The tyranny of the commons

The tyranny of the commons

This tendency to emphasize the needs of the many against the needs of the few serves to highlight how little politicians and leaders understand the psychology of the individual.

It is a rare person who sees the broad collective good as both aspiration and moral imperative. Instead we have people who seize upon the aspirational. The glowing benefits of the end of struggles which are personally impactful.
This is the trap of the idealist.

I say trap because many idealists fall away from the struggle for better in the persuit of best. Discarding incremental lasting change in order to create the large mediapathic spectacle of demonstration or sweeping, one stroke changes. The failing is this: such actions and changes are fragile. They have no foundation and unless such change is shored up after the fact, they are poised to fall.

But the idealist fails to see this. Instead of a step on the road, one triumph is declared victory. The bulk of those seeking change look to these idealists as leaders and they fall away from movements because of this.

Without the implicit and expressed moral imperative for changes, our leaders will rest on their laurels.

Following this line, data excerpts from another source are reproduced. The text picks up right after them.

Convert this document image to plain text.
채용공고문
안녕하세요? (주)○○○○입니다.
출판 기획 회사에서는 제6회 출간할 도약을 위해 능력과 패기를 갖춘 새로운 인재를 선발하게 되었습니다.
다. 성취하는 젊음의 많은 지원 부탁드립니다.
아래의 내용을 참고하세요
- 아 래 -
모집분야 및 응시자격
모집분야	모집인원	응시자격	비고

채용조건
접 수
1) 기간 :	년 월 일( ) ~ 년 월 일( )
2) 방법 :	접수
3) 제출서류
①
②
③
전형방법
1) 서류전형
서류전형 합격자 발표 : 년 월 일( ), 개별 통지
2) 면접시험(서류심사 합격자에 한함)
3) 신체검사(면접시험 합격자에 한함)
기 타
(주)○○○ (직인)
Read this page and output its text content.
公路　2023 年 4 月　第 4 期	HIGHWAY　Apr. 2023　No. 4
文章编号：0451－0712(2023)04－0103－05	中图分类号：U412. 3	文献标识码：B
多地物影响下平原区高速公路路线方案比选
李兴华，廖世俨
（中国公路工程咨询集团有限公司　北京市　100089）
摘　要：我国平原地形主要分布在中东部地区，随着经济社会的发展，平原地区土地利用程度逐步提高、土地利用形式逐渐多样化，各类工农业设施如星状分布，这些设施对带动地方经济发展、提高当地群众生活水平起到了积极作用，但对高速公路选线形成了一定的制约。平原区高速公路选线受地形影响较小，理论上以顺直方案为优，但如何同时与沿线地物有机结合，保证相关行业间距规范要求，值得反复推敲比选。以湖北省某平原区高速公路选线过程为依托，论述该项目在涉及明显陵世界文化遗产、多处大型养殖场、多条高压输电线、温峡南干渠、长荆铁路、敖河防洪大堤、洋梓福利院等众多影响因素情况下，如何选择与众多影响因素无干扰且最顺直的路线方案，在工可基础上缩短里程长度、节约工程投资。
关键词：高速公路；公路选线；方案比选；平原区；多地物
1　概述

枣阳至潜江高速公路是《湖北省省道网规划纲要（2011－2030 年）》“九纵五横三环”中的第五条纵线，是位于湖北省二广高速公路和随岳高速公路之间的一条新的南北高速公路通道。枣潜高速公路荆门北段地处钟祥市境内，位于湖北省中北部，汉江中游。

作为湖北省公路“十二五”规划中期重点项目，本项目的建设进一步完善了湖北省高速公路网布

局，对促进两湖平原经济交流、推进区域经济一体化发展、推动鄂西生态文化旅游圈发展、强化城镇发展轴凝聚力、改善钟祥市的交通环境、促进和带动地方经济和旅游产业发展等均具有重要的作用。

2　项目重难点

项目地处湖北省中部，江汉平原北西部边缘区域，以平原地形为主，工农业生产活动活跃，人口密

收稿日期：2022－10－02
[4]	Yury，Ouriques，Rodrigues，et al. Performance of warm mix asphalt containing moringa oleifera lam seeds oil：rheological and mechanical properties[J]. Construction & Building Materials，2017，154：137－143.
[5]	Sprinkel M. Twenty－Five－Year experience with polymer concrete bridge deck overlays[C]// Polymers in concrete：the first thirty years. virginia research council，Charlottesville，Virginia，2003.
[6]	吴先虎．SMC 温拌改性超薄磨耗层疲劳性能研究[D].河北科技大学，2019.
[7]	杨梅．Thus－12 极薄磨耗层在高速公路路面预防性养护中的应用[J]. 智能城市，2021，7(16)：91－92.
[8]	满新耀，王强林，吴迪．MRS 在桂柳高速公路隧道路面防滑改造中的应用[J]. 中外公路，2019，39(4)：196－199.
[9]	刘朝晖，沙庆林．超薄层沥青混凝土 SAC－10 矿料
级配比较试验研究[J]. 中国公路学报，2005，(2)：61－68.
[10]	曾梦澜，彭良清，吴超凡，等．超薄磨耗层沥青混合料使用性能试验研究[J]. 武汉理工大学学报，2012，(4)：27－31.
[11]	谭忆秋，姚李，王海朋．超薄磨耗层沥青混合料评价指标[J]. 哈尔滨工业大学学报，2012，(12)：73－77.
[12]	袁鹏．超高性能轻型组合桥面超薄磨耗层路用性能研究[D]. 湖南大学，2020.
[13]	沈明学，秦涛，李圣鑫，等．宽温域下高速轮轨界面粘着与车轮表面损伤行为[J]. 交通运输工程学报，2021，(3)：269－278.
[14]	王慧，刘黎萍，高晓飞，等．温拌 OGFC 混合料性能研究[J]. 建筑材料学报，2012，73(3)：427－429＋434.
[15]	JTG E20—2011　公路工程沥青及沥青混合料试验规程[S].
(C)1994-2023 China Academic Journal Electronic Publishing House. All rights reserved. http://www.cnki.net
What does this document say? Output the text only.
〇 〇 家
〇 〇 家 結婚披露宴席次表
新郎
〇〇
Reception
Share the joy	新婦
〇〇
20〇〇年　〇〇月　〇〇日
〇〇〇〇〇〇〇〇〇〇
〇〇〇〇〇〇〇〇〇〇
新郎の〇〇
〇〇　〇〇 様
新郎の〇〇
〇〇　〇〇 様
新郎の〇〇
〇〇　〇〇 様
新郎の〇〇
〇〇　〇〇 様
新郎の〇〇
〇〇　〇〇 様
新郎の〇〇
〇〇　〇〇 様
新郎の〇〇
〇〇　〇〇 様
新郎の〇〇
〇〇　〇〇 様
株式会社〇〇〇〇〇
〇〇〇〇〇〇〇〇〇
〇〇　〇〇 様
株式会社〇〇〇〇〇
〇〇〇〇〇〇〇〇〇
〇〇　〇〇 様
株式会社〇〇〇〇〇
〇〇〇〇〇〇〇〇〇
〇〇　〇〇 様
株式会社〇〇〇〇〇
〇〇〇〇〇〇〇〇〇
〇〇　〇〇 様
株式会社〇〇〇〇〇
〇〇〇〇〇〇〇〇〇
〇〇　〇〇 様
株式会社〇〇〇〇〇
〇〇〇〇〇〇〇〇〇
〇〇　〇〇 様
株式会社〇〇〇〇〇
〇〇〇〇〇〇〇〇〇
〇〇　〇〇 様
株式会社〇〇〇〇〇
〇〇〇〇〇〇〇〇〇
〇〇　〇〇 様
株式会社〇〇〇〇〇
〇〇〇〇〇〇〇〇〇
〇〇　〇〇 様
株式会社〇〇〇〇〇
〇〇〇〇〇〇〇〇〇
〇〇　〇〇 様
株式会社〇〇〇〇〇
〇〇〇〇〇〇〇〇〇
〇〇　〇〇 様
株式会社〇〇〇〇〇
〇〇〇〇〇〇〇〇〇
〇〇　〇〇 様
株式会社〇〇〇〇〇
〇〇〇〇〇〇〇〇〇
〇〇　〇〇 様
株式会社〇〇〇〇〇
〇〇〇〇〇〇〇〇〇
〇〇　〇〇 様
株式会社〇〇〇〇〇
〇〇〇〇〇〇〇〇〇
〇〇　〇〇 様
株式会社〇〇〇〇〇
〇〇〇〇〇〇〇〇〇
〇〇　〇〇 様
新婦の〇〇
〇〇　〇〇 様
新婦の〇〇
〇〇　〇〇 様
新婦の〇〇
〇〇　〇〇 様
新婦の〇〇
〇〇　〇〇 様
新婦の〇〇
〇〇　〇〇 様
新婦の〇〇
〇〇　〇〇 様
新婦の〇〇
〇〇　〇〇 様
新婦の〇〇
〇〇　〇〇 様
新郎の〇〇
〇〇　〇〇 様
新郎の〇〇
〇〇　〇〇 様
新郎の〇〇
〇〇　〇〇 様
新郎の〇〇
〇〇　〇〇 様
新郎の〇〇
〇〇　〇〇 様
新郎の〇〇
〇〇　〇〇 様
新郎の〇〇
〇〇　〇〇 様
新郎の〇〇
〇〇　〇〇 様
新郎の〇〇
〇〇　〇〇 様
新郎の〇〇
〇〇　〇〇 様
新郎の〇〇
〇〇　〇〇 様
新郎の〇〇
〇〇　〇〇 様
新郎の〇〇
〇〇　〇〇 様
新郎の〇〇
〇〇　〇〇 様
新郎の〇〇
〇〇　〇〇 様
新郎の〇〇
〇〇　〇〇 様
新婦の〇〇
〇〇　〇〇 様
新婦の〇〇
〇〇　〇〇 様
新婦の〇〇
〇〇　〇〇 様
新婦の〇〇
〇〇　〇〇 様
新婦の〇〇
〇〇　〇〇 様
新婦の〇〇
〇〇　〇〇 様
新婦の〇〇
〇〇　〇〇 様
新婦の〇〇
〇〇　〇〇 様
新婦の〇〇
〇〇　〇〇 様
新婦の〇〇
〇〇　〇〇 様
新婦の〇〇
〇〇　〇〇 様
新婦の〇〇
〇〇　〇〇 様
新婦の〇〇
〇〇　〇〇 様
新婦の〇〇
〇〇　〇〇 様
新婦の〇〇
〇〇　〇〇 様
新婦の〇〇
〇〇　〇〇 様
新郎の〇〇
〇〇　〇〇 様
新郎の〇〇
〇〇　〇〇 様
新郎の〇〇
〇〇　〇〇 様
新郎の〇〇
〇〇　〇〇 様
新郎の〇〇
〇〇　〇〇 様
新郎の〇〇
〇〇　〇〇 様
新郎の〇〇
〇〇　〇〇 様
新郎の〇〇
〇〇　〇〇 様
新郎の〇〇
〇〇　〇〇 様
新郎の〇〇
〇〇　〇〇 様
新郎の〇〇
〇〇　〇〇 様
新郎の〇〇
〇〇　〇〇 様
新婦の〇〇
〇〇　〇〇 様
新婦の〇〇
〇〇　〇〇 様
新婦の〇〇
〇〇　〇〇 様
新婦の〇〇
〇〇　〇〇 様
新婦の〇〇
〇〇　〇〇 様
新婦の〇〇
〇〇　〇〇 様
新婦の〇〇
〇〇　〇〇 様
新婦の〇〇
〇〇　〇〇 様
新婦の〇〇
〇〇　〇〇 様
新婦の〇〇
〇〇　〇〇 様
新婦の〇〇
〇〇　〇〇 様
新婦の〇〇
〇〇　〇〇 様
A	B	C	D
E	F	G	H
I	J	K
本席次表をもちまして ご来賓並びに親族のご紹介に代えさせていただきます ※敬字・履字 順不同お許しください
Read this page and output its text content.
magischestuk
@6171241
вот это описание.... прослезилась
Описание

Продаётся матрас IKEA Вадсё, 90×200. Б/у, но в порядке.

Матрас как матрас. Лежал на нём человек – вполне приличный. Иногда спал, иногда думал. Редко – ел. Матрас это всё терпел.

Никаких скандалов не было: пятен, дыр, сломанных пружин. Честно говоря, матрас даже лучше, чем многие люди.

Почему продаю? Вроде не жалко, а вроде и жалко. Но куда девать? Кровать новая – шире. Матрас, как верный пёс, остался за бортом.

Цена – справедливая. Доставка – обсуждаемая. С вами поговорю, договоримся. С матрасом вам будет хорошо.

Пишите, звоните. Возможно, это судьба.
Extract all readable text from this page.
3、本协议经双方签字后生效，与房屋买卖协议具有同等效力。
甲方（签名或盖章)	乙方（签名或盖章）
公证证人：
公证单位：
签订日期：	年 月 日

Waiting for new people to take up the fight.

The second concern is this: That in seeking large sweeping change we set ourselves up for the trap. By excluding anything but full and sudden action from our success criteria we set ourselves up to fail. And as those failures drag on, we ablate away the less resolute supporters. Support which is required to push these agendas forward.

So the question becomes, how do we mobilize for changes which require a large percentage of the population to agree with those changes as neccesary?

Politicians would say that voting for them at the national level is vital. And they aren’t wrong but they aren’t right either.

What is neccesary is the creation and motivation of small grassroots efforts. Ones which are united enough to push forward but small enough or embattled enough to resist outside influence. We see that when a grassroots movement gets large enough it becomes vulnerable to takeover. We saw that with the Occupy Wallstreet movement and the Tea party movement. Both started as small grassroots organizations which as they metastasized radically shifted into organizations which were often at odds with their founding principles.